Disease in ’21 Corn Suggests Adjustments in ’22

Corn growers may well remember 2021 as a year of awesome opportunities and unforeseen risks. DEKALB Asgrow Technical Agronomist Jason Harmon characterizes the northern Indiana corn crop in that manner, starting with a decent seed bed at the start, followed by favorable weather in June and a phenomenal pollination season.

But June was wet and in August the rain events turned off, “and we were really dry and we watched one of our probably highest crop potential years ever slowly dwindle away just due to the fact that we didn’t have moisture to help finish mobilizing nutrients to those kernels that we had set back in July.”

Harvest started well, according to Harmon, and even though kernel fill was not as desired, there were still a lot of kernels and solid yield potential before wind events moved in.

“You know these stalks definitely showed that they did everything they possibly could to finish these ears out and that led to some stalk quality issues late,” Harmon told HAT. “The stalk rot complex was strong and it really ropes back to what we saw in June with all the moisture.
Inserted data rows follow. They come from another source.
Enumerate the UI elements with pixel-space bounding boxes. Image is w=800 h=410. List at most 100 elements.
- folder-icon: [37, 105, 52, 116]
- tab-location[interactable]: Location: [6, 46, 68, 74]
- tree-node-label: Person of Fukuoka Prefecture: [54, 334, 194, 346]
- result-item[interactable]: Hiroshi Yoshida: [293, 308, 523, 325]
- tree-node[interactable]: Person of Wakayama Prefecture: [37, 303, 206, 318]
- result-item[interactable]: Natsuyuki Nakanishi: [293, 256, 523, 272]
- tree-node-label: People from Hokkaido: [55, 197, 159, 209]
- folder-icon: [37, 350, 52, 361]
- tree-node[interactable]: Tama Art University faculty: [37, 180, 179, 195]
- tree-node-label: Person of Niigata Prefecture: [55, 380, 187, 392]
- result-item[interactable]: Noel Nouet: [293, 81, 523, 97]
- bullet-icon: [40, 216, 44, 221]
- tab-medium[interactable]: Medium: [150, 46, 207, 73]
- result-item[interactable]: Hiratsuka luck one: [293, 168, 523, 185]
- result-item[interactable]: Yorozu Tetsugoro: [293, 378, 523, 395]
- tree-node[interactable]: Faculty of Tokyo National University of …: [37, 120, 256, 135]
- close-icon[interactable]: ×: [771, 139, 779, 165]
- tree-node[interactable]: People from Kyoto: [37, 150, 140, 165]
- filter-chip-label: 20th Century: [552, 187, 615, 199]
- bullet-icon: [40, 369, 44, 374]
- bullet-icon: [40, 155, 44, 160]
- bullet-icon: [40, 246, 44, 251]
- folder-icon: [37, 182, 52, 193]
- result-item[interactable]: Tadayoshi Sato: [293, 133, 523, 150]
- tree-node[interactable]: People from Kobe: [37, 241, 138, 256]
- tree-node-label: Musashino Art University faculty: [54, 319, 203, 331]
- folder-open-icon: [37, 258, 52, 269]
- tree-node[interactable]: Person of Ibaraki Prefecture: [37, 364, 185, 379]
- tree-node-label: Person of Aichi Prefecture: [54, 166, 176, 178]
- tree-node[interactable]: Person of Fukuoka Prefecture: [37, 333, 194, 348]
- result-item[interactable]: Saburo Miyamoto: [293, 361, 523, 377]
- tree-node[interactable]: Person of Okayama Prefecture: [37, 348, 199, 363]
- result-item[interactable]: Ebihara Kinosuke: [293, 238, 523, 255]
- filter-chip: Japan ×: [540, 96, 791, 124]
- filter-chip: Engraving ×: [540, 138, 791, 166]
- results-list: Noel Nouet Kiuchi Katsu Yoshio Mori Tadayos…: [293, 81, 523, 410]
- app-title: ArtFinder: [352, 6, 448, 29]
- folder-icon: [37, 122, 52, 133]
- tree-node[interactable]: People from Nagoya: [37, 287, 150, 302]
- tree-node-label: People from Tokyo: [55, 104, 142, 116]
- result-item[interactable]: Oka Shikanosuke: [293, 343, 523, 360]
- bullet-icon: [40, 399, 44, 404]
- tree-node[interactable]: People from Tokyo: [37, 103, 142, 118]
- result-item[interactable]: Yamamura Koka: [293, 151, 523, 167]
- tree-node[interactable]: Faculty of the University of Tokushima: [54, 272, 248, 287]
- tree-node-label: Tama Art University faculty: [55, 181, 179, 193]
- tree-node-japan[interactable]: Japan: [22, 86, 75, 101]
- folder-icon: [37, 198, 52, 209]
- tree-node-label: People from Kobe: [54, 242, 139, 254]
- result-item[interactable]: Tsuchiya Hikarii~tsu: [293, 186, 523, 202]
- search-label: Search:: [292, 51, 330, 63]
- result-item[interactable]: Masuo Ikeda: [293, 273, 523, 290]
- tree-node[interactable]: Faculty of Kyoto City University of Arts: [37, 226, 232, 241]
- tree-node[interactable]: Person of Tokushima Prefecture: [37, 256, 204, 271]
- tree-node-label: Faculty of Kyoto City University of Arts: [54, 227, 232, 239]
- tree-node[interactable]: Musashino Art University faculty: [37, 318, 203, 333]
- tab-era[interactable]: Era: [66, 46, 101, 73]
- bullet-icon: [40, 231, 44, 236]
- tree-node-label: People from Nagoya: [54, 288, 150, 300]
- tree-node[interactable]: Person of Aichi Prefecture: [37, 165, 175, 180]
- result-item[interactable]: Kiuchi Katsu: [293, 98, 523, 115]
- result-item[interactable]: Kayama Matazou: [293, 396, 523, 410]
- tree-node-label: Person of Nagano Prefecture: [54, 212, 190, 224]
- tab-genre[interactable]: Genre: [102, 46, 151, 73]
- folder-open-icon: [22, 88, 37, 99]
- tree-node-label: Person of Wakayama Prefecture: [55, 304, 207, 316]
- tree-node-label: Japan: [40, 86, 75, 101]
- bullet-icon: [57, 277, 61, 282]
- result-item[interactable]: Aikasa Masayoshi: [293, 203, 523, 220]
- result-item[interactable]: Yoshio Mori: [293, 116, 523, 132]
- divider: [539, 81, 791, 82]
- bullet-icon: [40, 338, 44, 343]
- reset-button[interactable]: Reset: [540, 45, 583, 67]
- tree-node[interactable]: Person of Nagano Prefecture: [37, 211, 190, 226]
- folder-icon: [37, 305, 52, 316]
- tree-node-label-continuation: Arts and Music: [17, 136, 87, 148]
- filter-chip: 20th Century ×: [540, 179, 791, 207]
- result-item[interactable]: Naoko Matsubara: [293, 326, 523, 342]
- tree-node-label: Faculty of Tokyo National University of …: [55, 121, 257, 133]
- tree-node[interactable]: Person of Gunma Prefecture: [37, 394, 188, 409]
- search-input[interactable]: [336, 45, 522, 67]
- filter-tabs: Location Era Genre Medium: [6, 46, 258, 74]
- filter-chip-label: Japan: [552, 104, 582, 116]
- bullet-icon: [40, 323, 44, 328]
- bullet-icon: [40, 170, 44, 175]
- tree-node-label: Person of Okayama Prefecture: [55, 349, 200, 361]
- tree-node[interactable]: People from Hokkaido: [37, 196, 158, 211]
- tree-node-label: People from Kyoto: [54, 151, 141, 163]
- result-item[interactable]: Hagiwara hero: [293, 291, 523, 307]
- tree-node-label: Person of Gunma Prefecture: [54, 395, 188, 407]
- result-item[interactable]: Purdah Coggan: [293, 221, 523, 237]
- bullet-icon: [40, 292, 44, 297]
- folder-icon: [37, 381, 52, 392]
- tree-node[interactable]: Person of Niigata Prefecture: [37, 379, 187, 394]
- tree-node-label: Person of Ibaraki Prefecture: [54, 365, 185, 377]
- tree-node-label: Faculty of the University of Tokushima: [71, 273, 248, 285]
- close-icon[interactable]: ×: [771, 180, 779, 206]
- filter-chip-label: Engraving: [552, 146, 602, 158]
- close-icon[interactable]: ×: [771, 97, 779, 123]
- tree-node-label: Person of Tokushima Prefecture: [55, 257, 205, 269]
June moisture really led to fusarium and a lot of these other diseases to be able to take hold of this plant and they really don’t show themselves unless this plant runs into adversity. That adversity came in two things this year. The first one was drought and then the second was diseases, especially tar spot.”

Harmon believes this year has taught him a lesson about fungicide use next year.

“A tool that we have found that has great efficacy against diseases and that’s fungicides,” he explains. “But I’m going to put a little twist on it. I want to move it up sooner. I think we need to start utilizing our fungicides sooner and we need to start thinking about why we want to use to use it sooner. This year showed that we got infected in June because of how late, in May we didn’t have that extremely fast growth, so we were sitting out there in the environment. Our seed treatments only have so long to last because there’s only so much put on that real state of that seed, so are our plants were opened up to get infected, and they did. So let’s clean that plant out. Let’s do it on a V5 to V8 time frame because that’s a great time to get fusarium out of that plant so that in if we run into adversity late we will not have a lot of that disease pathogen in our plants to really cause a stalk rot complex.”

He says be prepared to go with a tassel application of fungicide sooner rather than later next year if we have another really wet June.

And how did DEKALB corn perform with all of 2021’s ups and downs?

“We have 39 plots in our system where we’re sitting at a 233-bushel average across these plots throughout the northern half of Indiana. There’s nothing pinpointed on the best dirt. It’s across many geographies and I’m excited to see how DEKALB consistency has played out for our growers this year.”